Premio Alfaguara 2008. Alfaguara. Madrid, 2008 216 páginas, 16’50 euros

Tiene razón Antonio Orlando Rodríguez (Ciego de ávila, Cuba, 1956) al considerar que su Chiquita es -por encima de todo- una novela de aventuras, pues si algo prevalece en este relato largo de 520 páginas, más anexos e ilustraciones, es una gran peripecia narrada con el mismo tono exagerado, simpático y seductor que el autor cultiva en sus lecturas públicas y entrevistas. Rodríguez abandonó Cuba en 1991 y reside en Miami, pero no se considera un exiliado político. En la isla había cosechado ya cinco premios nacionales y publicado diez libros. Novela de aventuras, pues, que contiene mucho "sube y baja de trenes y cambia-cambia de hoteles" (p. 300).

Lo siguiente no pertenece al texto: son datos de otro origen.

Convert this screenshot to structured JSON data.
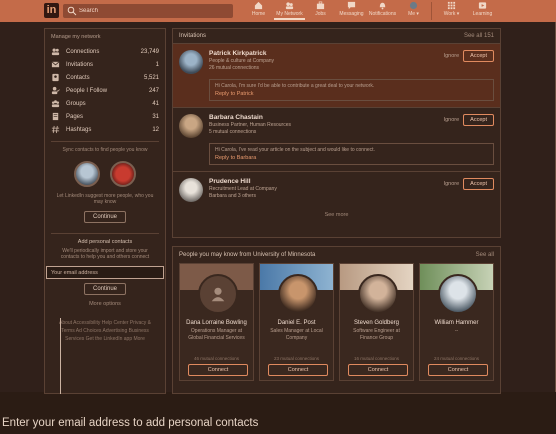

Pero Chiquita es además la "biografía imaginaria" de la cantante y bailarina real Chiquita Cenda (1869-1945), de nombre auténtico -culpa del santoral- Espiridiona: una mujer que medía tan sólo 26 pulgadas (66 cm, altura de las rodillas de un adulto medio) y alcanzó su fama de artista de variedades a caballo entre el XIX y el XX entre EE.UU. y Europa. Aunque, bien mirado, ¿qué biografía no es imaginaria, e incluso más aquéllas que se denominan autorizadas? "Soy novelista; es decir: un mentiroso profesional" advertirá, por si acaso, en su última Nota. Bastaría decir que estamos ante un fabulador con mayúsculas, y uno no sabe ya si todo proviene del realismo mágico, o es que el Caribe es así y sólo se manifiesta mediante exuberantes vegetaciones. Esta es una novela de habla caudalosa y hasta irreprimible, pues -como el anarquista Bob de la p. 327- también Rodríguez posee "tremenda labia". Sin embargo, la fantasía convive en esta ambiciosa obra con una concienzuda investigación personal que justifica la extensión del relato.

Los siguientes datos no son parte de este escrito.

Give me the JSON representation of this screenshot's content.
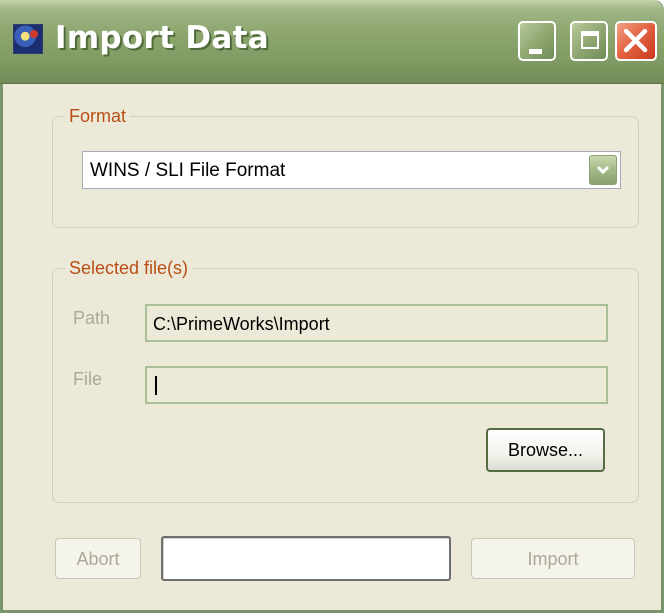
{
  "window": {
    "title": "Import Data",
    "colors": {
      "title_bar": "#8aa46c",
      "body": "#ECE9D8",
      "legend_text": "#b94f16",
      "close_button": "#e0603f"
    }
  },
  "format_group": {
    "legend": "Format",
    "selected_format": "WINS / SLI File Format"
  },
  "files_group": {
    "legend": "Selected file(s)",
    "path_label": "Path",
    "path_value": "C:\\PrimeWorks\\Import",
    "file_label": "File",
    "file_value": "",
    "browse_label": "Browse..."
  },
  "footer": {
    "abort_label": "Abort",
    "import_label": "Import",
    "progress_percent": 0
  },
  "icons": [
    "app-icon",
    "minimize-icon",
    "maximize-icon",
    "close-icon",
    "chevron-down-icon"
  ]
}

La novela funde la voz de dos narradores: el propio escritor y un anciano que, siendo joven y pobre de solemnidad, conoció a la artista cuando ella contaba 60 años y tomó al dictado sus memorias en la mansión que la "muñeca viviente" poseía en Long Island. Ambos reconstruyen/reinventan la vida de la "damita tan elegante y refinada" (p. 318), sin detenerse en el morbo. Chiquita nunca quiso ser un freak, un "fenómeno de feria" o "error de la naturaleza". Quizá el mayor acierto narrativo de la novela sea este anciano Cándido Olazábal, este Compay que, condensando la gracia expresiva cubana, agiliza y engrasa el mecanismo del voluminoso libro con la vivacidad de los relatos orales. Tan importante como el decurso vital de la compleja artista cubana (vanidosa, seductora, simpática), que se inició en el espectáculo de la mano de Sara Bernhardt, es el lienzo del cambiante mundo de aquellos años, donde nos salen al paso la Gran Depresión de los años 30, la vida cotidiana de la isla caribeña a finales del XIX, la larga guerra de Independencia entre Cuba y España, el ambiente de los empresarios de la cultura neoyorquina y sus artistas, el submundo de moda de los "liliputienses"-, los inicios del cine o del automóvil, las maquinaciones de los magnates Pulitzer y Hearst -o de la Junta Revolucionaria Cubana- para lograr la intervención estadounidense. El fresco lo puntean divas mayores como la soprano favorita de Wagner, Lilli Lehmann, o menores como la Bella Otero, también reporteras intrépidas, feministas, presidentes asesinados en medio de un gran suspense, visiones y bilocaciones astrales de Chiquita, intrigas por un talismán regalado por un hijo del Zar, una peligrosa Orden de pequeños artífices... No era chiquito, ni fácil, el reto narrativo que Antonio Orlando Rodríguez se autoimpuso hace 5 años: manejar con soltura tanta información y resolver con tanta gracia un asunto incómodo e inquietante, y llegar a fascinarnos con una historia tremenda de superación personal, con un noble alegato contra "los barrotes que delimitan tantas jaulas invisibles".